The increasingly important specialty cocktail is one that anybody can make at home: It’s the drink you make with what you’ve got in your cabinets or freezer, and is best enjoyed with whomever you’re cooped up with — or perhaps a neighbor in need.
“That’s one of the best things we can do to spend our time in any situation, especially a pandemic,” says 45-year-old Derek Brown, author of “Spirits, Sugar, Water, Bitters: How the Cocktail Conquered the World” and owner of the Washington, DC, cocktail bar Columbia Room.
In a tweet last Thursday that quickly racked up more than 17,600 likes, Brown told his 15,600 followers to send him their at-home ingredients and he’d send them drink recipes.
One user reported that he had bourbon, gin, sweet and dry vermouth, simple syrup, club soda, ginger ale and maraschino cherries. In response, Brown linked to the recipe for the Suffering Bastard cocktail, which includes bourbon, London dry gin and ginger ale.
These exchanges reminded Brown that drink recipes tend to fall into “forms,” or patterns, in which certain spirits blend with other ingredients.
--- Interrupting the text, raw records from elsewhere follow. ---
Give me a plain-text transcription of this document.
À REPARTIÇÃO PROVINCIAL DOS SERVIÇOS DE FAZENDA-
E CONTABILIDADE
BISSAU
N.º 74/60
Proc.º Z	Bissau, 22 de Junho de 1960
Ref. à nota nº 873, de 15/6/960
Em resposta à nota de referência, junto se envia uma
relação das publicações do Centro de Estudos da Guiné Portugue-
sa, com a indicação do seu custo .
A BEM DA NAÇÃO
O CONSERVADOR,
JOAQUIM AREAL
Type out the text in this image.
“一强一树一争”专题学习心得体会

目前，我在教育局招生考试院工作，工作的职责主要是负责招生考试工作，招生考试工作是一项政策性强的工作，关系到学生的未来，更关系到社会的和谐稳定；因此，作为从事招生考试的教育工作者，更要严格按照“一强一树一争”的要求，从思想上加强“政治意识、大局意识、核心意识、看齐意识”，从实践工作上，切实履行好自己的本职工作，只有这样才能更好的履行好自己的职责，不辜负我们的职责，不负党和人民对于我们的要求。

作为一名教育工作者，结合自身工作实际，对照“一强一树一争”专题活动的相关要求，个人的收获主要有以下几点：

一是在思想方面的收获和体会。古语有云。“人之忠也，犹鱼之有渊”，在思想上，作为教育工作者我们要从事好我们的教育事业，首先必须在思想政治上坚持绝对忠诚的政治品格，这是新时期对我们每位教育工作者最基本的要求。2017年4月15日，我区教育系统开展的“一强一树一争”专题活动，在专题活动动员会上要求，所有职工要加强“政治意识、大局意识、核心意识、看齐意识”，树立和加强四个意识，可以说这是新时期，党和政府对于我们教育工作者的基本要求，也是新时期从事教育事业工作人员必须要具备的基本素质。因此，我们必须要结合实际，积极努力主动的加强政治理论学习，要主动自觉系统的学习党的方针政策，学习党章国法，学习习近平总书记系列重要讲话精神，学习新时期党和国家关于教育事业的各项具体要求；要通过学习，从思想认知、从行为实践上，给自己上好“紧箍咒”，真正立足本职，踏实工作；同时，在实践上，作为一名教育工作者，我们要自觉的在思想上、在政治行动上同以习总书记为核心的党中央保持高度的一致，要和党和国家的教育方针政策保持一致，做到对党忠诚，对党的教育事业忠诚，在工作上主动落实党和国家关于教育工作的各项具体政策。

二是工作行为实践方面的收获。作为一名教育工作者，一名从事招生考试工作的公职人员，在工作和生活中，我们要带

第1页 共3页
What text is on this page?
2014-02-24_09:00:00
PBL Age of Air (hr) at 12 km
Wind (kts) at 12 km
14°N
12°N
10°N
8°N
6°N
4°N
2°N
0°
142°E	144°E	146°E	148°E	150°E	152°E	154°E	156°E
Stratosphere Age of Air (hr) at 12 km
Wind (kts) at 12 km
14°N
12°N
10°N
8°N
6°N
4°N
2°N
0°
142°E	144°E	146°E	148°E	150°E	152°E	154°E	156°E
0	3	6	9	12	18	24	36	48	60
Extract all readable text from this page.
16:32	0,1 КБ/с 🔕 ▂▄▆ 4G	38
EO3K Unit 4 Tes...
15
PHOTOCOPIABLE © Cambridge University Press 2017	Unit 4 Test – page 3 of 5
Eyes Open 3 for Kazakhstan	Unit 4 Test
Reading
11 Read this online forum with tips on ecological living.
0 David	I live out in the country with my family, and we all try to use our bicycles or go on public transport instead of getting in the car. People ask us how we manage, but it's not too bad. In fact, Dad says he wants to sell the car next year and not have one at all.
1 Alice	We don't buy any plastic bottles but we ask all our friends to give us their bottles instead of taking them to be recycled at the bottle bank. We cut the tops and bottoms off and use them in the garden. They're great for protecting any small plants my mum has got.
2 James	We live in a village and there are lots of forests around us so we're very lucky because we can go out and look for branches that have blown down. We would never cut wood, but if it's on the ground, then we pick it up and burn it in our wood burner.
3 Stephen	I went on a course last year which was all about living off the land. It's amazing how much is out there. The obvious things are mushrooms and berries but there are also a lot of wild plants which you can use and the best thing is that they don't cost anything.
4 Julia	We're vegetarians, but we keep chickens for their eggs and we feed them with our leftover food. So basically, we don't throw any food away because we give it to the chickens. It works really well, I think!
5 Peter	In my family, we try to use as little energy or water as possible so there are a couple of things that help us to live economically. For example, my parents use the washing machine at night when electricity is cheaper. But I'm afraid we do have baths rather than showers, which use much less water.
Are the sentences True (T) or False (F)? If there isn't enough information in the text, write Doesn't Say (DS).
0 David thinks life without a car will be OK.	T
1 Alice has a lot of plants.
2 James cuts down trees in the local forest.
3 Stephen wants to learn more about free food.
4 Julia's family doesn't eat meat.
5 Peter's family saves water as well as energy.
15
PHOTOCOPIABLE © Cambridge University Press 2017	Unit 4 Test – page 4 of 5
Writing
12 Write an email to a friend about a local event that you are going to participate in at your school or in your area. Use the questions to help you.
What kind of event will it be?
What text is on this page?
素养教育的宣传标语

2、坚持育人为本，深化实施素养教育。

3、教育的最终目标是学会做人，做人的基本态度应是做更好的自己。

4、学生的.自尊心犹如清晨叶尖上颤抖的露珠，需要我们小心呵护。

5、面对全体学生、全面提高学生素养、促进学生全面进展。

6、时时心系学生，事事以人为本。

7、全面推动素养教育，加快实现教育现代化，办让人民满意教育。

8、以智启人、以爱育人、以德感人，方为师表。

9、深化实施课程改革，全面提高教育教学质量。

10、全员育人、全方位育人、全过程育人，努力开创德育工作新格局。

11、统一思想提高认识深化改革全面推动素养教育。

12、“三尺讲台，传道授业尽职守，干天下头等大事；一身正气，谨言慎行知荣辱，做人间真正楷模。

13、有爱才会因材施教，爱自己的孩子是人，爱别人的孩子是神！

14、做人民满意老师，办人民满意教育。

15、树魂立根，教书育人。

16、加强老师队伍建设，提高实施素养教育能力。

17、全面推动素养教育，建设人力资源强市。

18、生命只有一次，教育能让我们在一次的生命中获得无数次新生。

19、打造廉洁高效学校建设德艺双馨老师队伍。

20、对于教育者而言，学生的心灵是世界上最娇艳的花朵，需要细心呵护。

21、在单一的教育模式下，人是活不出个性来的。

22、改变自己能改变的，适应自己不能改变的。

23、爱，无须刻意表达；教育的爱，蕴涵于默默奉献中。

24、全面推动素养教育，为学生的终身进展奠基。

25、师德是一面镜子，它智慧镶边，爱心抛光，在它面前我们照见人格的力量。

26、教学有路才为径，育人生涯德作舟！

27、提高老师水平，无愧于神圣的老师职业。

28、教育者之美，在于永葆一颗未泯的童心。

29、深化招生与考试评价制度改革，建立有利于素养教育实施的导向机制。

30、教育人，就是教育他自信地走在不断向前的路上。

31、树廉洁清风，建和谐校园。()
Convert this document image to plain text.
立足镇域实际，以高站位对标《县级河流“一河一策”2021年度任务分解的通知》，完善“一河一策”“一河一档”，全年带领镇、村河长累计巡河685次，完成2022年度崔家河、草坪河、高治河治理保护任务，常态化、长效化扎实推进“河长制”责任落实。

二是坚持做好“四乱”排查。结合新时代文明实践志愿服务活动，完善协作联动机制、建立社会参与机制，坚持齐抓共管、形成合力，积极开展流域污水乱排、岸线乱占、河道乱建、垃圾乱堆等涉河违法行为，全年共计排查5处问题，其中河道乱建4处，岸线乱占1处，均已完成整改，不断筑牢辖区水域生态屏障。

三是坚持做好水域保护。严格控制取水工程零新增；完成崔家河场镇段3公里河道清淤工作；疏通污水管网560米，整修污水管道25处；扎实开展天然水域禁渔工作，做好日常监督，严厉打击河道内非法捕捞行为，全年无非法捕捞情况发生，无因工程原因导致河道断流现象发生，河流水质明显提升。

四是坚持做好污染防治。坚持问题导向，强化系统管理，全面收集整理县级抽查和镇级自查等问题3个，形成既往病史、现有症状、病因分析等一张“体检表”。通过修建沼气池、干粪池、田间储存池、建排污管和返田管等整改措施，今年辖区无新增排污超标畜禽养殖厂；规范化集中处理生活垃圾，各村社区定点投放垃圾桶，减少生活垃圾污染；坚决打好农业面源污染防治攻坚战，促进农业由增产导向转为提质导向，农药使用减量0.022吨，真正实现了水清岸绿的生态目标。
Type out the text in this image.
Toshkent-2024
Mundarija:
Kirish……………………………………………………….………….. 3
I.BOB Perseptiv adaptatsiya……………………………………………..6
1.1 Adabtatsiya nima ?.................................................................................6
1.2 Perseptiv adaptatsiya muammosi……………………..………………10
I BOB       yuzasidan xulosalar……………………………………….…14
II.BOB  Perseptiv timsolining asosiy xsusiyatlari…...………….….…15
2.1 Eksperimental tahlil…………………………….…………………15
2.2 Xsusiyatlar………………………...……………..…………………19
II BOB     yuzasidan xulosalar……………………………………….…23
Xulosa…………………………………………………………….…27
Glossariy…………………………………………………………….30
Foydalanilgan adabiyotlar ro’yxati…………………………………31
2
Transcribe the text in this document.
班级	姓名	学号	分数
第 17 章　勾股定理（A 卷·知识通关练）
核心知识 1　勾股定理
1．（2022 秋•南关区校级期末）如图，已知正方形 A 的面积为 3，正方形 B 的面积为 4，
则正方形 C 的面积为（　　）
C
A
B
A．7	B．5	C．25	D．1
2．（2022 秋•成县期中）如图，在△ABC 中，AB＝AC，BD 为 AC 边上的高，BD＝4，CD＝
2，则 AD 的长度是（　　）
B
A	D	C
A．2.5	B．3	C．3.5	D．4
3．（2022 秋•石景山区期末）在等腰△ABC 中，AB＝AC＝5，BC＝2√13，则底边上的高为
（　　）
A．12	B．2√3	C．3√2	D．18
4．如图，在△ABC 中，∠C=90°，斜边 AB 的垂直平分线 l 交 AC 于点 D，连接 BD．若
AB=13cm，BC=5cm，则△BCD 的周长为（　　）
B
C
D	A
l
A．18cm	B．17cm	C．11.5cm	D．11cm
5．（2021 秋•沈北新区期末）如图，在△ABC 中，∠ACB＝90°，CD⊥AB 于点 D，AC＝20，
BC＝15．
“I fell back on a lot of these forms and I think it’s easy to tell people that you can do something with almost anything you’ve got,” he says.
If you’re big on wine, consider sangria. This option, easier to make than the others, simply requires dumping a bottle of red or white wine into a punch bowl or pitcher, followed by a little orange juice and a bit of vodka.
“Whatever fruit you have, chop it up and put it in there,” Brown says. Once you pour some soda water on top, he adds, “you’ve got sangria.”
Why wait until summer for a spritz? It’s another easy option if you have a bitter liqueur, like Campari, or a sweet one, like Aperol. Just an ounce or two of the spirit over ice, followed by a bit of soda water and sparkling wine.
“If you don’t have sparkling wine, just add sparkling water,” says Brown. “Between those four recipes, I think you can clean out everything in your house.”
Here’s his version of a Quarantini that can be made with common at-home drink ingredients.
- 1½ to 2 ounces of a not-necessarily-sweet base spirit, like vodka or gin — or another of your choice
- ¾ ounce of citrus (such as lemon or lime juice), whose vitamin C is great for immunity
- ½ to ¾ ounce of simple syrup to sweeten things up. (Simple syrup, as its name suggests, is simple to make. Just boil equal parts sugar and water until they liquefy together.)
Then shake the drink with a bit of ice — if you don’t have a shaker, you can grab two pint glasses and join their rims — before straining it into a cocktail glass.